Bloomgarden’s dad, David Finn, and Bill Ruder must be very proud of her.

Down the memory hole. New York MAGA wingnut Rep. Elise Stefanik introduced a resolution on June 22 to expunge the second impeachment of Donald Trump. That's right.

The expungement “would be as if the articles of impeachment never passed the full House of Representatives, as the facts and circumstances upon which such articles were based met the burden of proving neither that president Trump committed ‘high crimes and misdemeanors.’ .... nor that president Trump engaged in 'insurrection or rebelllion against the United States.'”

The resolution states that Trump’s pep rally at the Ellipse prior to the Capitol Hill riot did not merit an impeachment.

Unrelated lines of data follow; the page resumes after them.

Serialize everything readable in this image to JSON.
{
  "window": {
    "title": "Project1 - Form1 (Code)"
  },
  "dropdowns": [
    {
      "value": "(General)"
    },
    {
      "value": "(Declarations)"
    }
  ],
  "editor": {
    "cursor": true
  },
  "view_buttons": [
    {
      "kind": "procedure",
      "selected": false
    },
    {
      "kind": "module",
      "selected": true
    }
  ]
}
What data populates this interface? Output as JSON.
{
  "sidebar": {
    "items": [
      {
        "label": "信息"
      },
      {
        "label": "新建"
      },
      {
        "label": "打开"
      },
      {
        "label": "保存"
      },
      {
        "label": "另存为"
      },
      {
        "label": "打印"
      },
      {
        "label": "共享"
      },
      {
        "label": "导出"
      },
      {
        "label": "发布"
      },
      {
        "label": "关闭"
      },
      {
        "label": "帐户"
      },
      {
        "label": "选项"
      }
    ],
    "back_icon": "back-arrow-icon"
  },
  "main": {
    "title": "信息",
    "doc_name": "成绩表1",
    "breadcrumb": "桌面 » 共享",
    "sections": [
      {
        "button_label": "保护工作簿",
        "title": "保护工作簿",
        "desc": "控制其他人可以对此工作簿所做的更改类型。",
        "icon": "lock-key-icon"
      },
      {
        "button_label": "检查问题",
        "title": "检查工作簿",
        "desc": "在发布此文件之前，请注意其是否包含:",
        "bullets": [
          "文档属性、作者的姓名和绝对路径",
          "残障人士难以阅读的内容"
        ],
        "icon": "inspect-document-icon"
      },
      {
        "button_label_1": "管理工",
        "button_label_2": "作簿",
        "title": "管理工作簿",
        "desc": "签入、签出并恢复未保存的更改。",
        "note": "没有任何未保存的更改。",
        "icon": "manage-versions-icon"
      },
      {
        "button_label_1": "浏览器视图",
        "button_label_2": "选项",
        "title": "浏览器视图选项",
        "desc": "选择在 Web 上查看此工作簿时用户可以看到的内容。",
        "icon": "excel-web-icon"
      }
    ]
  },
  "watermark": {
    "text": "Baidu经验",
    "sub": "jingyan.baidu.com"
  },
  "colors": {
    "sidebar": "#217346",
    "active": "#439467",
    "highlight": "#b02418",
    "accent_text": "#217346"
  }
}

He stated “We won this election, and we won it by a landslide” and “If you don’t fight like hell, you’re not going to have a country anymore.”

Those words were taken out of context by Trump’s political foes, according to Stefanik.

Another MAGA lunatic Marjorie Taylor Greene introduced an earlier resolution to expunge impeachment No. 1.

Stefanik and Green apparently want to swap reality with an alternative one. They want to replace or erase history.

It’s too bad their elections can’t be expunged.

War criminal truth-teller… PR people will remember Yevgeniy Prigozhin, the Wagner Group butcher, more for his debunking Vladimir Putin’s excuse for invading Ukraine than for his aborted march to Moscow.

Prior to his attempted “coup,” Prigozhin outed Putin’s lie that Ukraine was going to invade Russia with support of NATO.

He also said the Russian invasion “was not needed to return our Russian citizens and not to demilitarize and denazify Ukraine.”

The Russian oligarchs launched the attack so they could steal more of Ukraine’s wealth, according to Prigozhin.

He received a hero’s welcome from the Russian people living in Rostov-on-Don, the city in which Wagner briefly occupied.

Those were bad optics for Putin, who probably has ordered a hit on Prigozhin.